The sheer size of the ACFTA, which covers a population of almost 2 billion, offers potentially large trade creation benefits for Indonesia, it says, adding that the agreement should also result in reduced prices and greater choices for Indonesian consumers and producers.
Indonesian businesses have strongly opposed the full implementation of the free trade agreement, saying it could result in the closure of many small companies unable to compete with an influx of cheaper Chinese imports.
The World Bank also says Indonesia must build further on this growth momentum such as by protecting the economy from volatility in the global economy, by reducing the exposure of the budget to swings in commodity prices.
Indonesia also needs to invest more resources in public goods and social services, foster a stronger investment climate and more effective bureaucracy, and ensure economic growth leads to improved living standards for all citizens, the World Bank says.
It has raised its forecast for Indonesia’s economic growth to 5.6 percent this year, from the previous 5.4 percent, thanks to signs of recovery during the first quarter of the year.
In his outline, Enrique Blanco Armas, the World Bank’s senior economist for Indonesia, said the outlook for the country’s economy had improved slightly between December 2009 and March 2010.

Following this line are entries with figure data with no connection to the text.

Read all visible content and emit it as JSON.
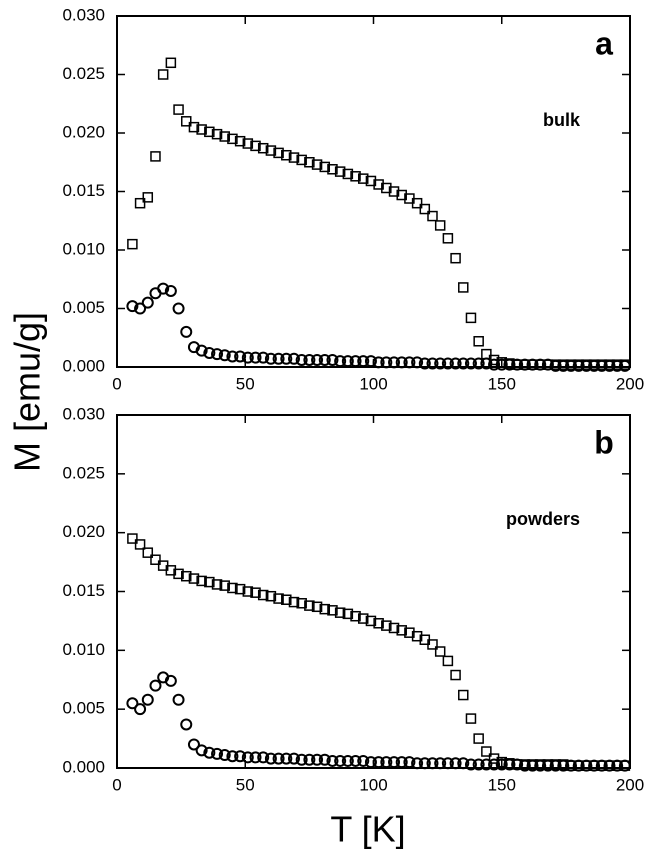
{
  "ylabel": "M [emu/g]",
  "xlabel": "T [K]",
  "chart_data": [
    {
      "type": "scatter",
      "letter": "a",
      "annotation": "bulk",
      "x": [
        6,
        9,
        12,
        15,
        18,
        21,
        24,
        27,
        30,
        33,
        36,
        39,
        42,
        45,
        48,
        51,
        54,
        57,
        60,
        63,
        66,
        69,
        72,
        75,
        78,
        81,
        84,
        87,
        90,
        93,
        96,
        99,
        102,
        105,
        108,
        111,
        114,
        117,
        120,
        123,
        126,
        129,
        132,
        135,
        138,
        141,
        144,
        147,
        150,
        153,
        156,
        159,
        162,
        165,
        168,
        171,
        174,
        177,
        180,
        183,
        186,
        189,
        192,
        195,
        198
      ],
      "series": [
        {
          "marker": "square",
          "color": "#000000",
          "values": [
            0.0105,
            0.014,
            0.0145,
            0.018,
            0.025,
            0.026,
            0.022,
            0.021,
            0.0205,
            0.0203,
            0.0201,
            0.0199,
            0.0197,
            0.0195,
            0.0193,
            0.0191,
            0.0189,
            0.0187,
            0.0185,
            0.0183,
            0.0181,
            0.0179,
            0.0177,
            0.0175,
            0.0173,
            0.0171,
            0.0169,
            0.0167,
            0.0165,
            0.0163,
            0.0161,
            0.0159,
            0.0156,
            0.0153,
            0.015,
            0.0147,
            0.0144,
            0.014,
            0.0135,
            0.0129,
            0.0121,
            0.011,
            0.0093,
            0.0068,
            0.0042,
            0.0022,
            0.0011,
            0.0006,
            0.0004,
            0.0003,
            0.0002,
            0.0002,
            0.0002,
            0.0002,
            0.0002,
            0.0002,
            0.0002,
            0.0002,
            0.0002,
            0.0002,
            0.0002,
            0.0002,
            0.0002,
            0.0002,
            0.0002
          ]
        },
        {
          "marker": "circle",
          "color": "#000000",
          "values": [
            0.0052,
            0.005,
            0.0055,
            0.0063,
            0.0067,
            0.0065,
            0.005,
            0.003,
            0.0017,
            0.0014,
            0.0012,
            0.0011,
            0.001,
            0.0009,
            0.0009,
            0.0008,
            0.0008,
            0.0008,
            0.0007,
            0.0007,
            0.0007,
            0.0007,
            0.0006,
            0.0006,
            0.0006,
            0.0006,
            0.0006,
            0.0005,
            0.0005,
            0.0005,
            0.0005,
            0.0005,
            0.0004,
            0.0004,
            0.0004,
            0.0004,
            0.0004,
            0.0004,
            0.0003,
            0.0003,
            0.0003,
            0.0003,
            0.0003,
            0.0003,
            0.0003,
            0.0003,
            0.0003,
            0.0002,
            0.0002,
            0.0002,
            0.0002,
            0.0002,
            0.0002,
            0.0002,
            0.0002,
            0.0001,
            0.0001,
            0.0001,
            0.0001,
            0.0001,
            0.0001,
            0.0001,
            0.0001,
            0.0001,
            0.0001
          ]
        }
      ],
      "xlim": [
        0,
        200
      ],
      "xticks": [
        0,
        50,
        100,
        150,
        200
      ],
      "ylim": [
        0,
        0.03
      ],
      "yticks": [
        {
          "value": 0,
          "label": "0.000"
        },
        {
          "value": 0.005,
          "label": "0.005"
        },
        {
          "value": 0.01,
          "label": "0.010"
        },
        {
          "value": 0.015,
          "label": "0.015"
        },
        {
          "value": 0.02,
          "label": "0.020"
        },
        {
          "value": 0.025,
          "label": "0.025"
        },
        {
          "value": 0.03,
          "label": "0.030"
        }
      ]
    },
    {
      "type": "scatter",
      "letter": "b",
      "annotation": "powders",
      "x": [
        6,
        9,
        12,
        15,
        18,
        21,
        24,
        27,
        30,
        33,
        36,
        39,
        42,
        45,
        48,
        51,
        54,
        57,
        60,
        63,
        66,
        69,
        72,
        75,
        78,
        81,
        84,
        87,
        90,
        93,
        96,
        99,
        102,
        105,
        108,
        111,
        114,
        117,
        120,
        123,
        126,
        129,
        132,
        135,
        138,
        141,
        144,
        147,
        150,
        153,
        156,
        159,
        162,
        165,
        168,
        171,
        174,
        177,
        180,
        183,
        186,
        189,
        192,
        195,
        198
      ],
      "series": [
        {
          "marker": "square",
          "color": "#000000",
          "values": [
            0.0195,
            0.019,
            0.0183,
            0.0177,
            0.0172,
            0.0168,
            0.0165,
            0.0163,
            0.0161,
            0.0159,
            0.0158,
            0.0156,
            0.0155,
            0.0153,
            0.0152,
            0.015,
            0.0149,
            0.0147,
            0.0146,
            0.0144,
            0.0143,
            0.0141,
            0.014,
            0.0138,
            0.0137,
            0.0135,
            0.0134,
            0.0132,
            0.0131,
            0.0129,
            0.0127,
            0.0125,
            0.0123,
            0.0121,
            0.0119,
            0.0117,
            0.0115,
            0.0112,
            0.0109,
            0.0105,
            0.0099,
            0.0091,
            0.0079,
            0.0062,
            0.0042,
            0.0025,
            0.0014,
            0.0008,
            0.0005,
            0.0004,
            0.0003,
            0.0003,
            0.0003,
            0.0003,
            0.0003,
            0.0003,
            0.0003,
            0.0002,
            0.0002,
            0.0002,
            0.0002,
            0.0002,
            0.0002,
            0.0002,
            0.0002
          ]
        },
        {
          "marker": "circle",
          "color": "#000000",
          "values": [
            0.0055,
            0.005,
            0.0058,
            0.007,
            0.0077,
            0.0074,
            0.0058,
            0.0037,
            0.002,
            0.0015,
            0.0013,
            0.0012,
            0.0011,
            0.001,
            0.001,
            0.0009,
            0.0009,
            0.0009,
            0.0008,
            0.0008,
            0.0008,
            0.0008,
            0.0007,
            0.0007,
            0.0007,
            0.0007,
            0.0006,
            0.0006,
            0.0006,
            0.0006,
            0.0006,
            0.0005,
            0.0005,
            0.0005,
            0.0005,
            0.0005,
            0.0005,
            0.0004,
            0.0004,
            0.0004,
            0.0004,
            0.0004,
            0.0004,
            0.0004,
            0.0003,
            0.0003,
            0.0003,
            0.0003,
            0.0003,
            0.0003,
            0.0003,
            0.0002,
            0.0002,
            0.0002,
            0.0002,
            0.0002,
            0.0002,
            0.0002,
            0.0002,
            0.0002,
            0.0002,
            0.0002,
            0.0002,
            0.0002,
            0.0002
          ]
        }
      ],
      "xlim": [
        0,
        200
      ],
      "xticks": [
        0,
        50,
        100,
        150,
        200
      ],
      "ylim": [
        0,
        0.03
      ],
      "yticks": [
        {
          "value": 0,
          "label": "0.000"
        },
        {
          "value": 0.005,
          "label": "0.005"
        },
        {
          "value": 0.01,
          "label": "0.010"
        },
        {
          "value": 0.015,
          "label": "0.015"
        },
        {
          "value": 0.02,
          "label": "0.020"
        },
        {
          "value": 0.025,
          "label": "0.025"
        },
        {
          "value": 0.03,
          "label": "0.030"
        }
      ]
    }
  ]
}
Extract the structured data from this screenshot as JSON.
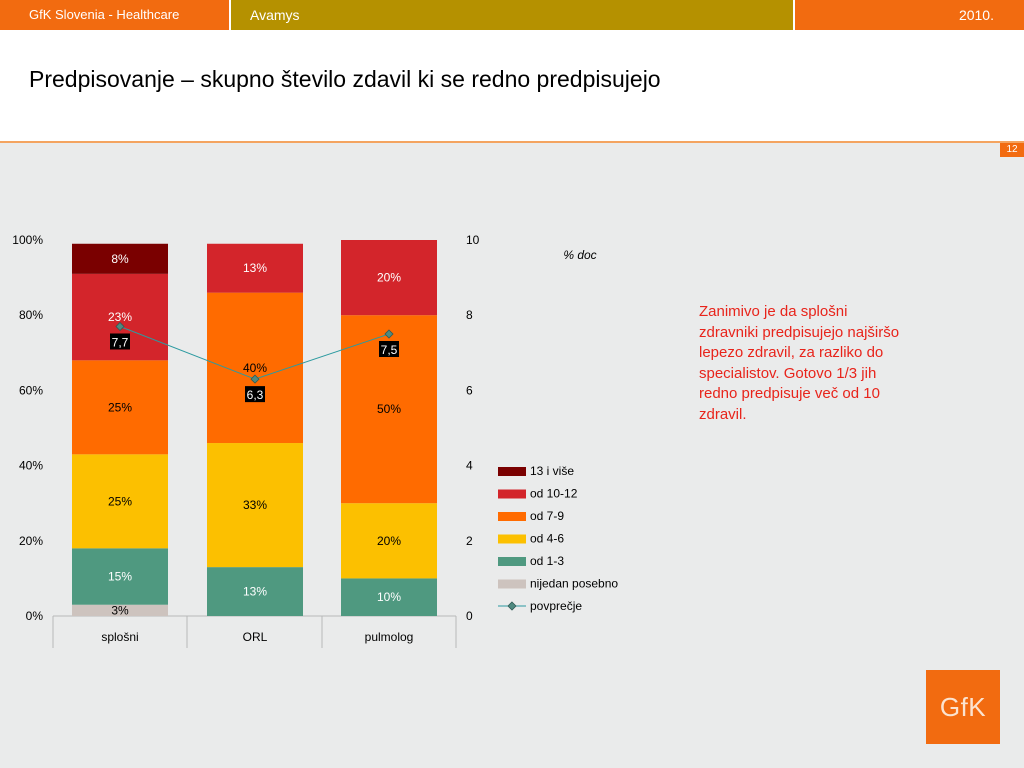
{
  "header": {
    "left_label": "GfK Slovenia - Healthcare",
    "center_label": "Avamys",
    "year": "2010."
  },
  "slide": {
    "title": "Predpisovanje – skupno število zdavil ki se redno predpisujejo",
    "page_number": "12",
    "note": "Zanimivo je da splošni zdravniki predpisujejo najširšo lepezo zdravil, za razliko do specialistov. Gotovo 1/3 jih redno predpisuje več od 10 zdravil.",
    "logo_text": "GfK"
  },
  "colors": {
    "accent_orange": "#f26b10",
    "accent_gold": "#b59100",
    "note_red": "#e8241b"
  },
  "chart_data": {
    "type": "bar",
    "stacked": true,
    "categories": [
      "splošni",
      "ORL",
      "pulmolog"
    ],
    "unit_label": "% doc",
    "left_axis": {
      "ticks": [
        "0%",
        "20%",
        "40%",
        "60%",
        "80%",
        "100%"
      ],
      "range": [
        0,
        100
      ]
    },
    "right_axis": {
      "ticks": [
        "0",
        "2",
        "4",
        "6",
        "8",
        "10"
      ],
      "range": [
        0,
        10
      ]
    },
    "series": [
      {
        "name": "nijedan posebno",
        "color": "#cdc3be",
        "label_color": "#000000",
        "values": [
          3,
          0,
          0
        ],
        "labels": [
          "3%",
          "",
          ""
        ]
      },
      {
        "name": "od 1-3",
        "color": "#4f9980",
        "label_color": "#ffffff",
        "values": [
          15,
          13,
          10
        ],
        "labels": [
          "15%",
          "13%",
          "10%"
        ]
      },
      {
        "name": "od 4-6",
        "color": "#fcc000",
        "label_color": "#000000",
        "values": [
          25,
          33,
          20
        ],
        "labels": [
          "25%",
          "33%",
          "20%"
        ]
      },
      {
        "name": "od 7-9",
        "color": "#ff6b00",
        "label_color": "#000000",
        "values": [
          25,
          40,
          50
        ],
        "labels": [
          "25%",
          "40%",
          "50%"
        ]
      },
      {
        "name": "od 10-12",
        "color": "#d3252b",
        "label_color": "#ffffff",
        "values": [
          23,
          13,
          20
        ],
        "labels": [
          "23%",
          "13%",
          "20%"
        ]
      },
      {
        "name": "13 i više",
        "color": "#7a0000",
        "label_color": "#ffffff",
        "values": [
          8,
          0,
          0
        ],
        "labels": [
          "8%",
          "",
          ""
        ]
      }
    ],
    "average": {
      "name": "povprečje",
      "color": "#2c9aa0",
      "values": [
        7.7,
        6.3,
        7.5
      ],
      "labels": [
        "7,7",
        "6,3",
        "7,5"
      ]
    },
    "legend_order": [
      "13 i više",
      "od 10-12",
      "od 7-9",
      "od 4-6",
      "od 1-3",
      "nijedan posebno",
      "povprečje"
    ],
    "legend_position": "right"
  }
}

Indonesia’s economy should expand by upward of 5.6 percent in 2010, he said, with the major drivers of growth expected to continue to come from domestic demand, with imports picking up.
“Moderate price growth should lift households’ real purchasing power,” he said Thursday at the launch of the report.
Armas also predicted investment growth would pick up in 2010 thanks to higher commodity prices and external demand.
He added that with the improvement in the country’s economic outlook, the GDP growth was expected to further grow to 6.2 percent in 2011.
“Developments in the global economy have challenged Indonesia, and the economy has performed well,” said Shubham Chaudhuri, the World Bank’s lead economist for Indonesia.
“Bank Indonesia managed large capital inflows and the government’s stimulus package added perhaps 1 percent to GDP growth in 2009. But risks remain and there are near-term issues to monitor.”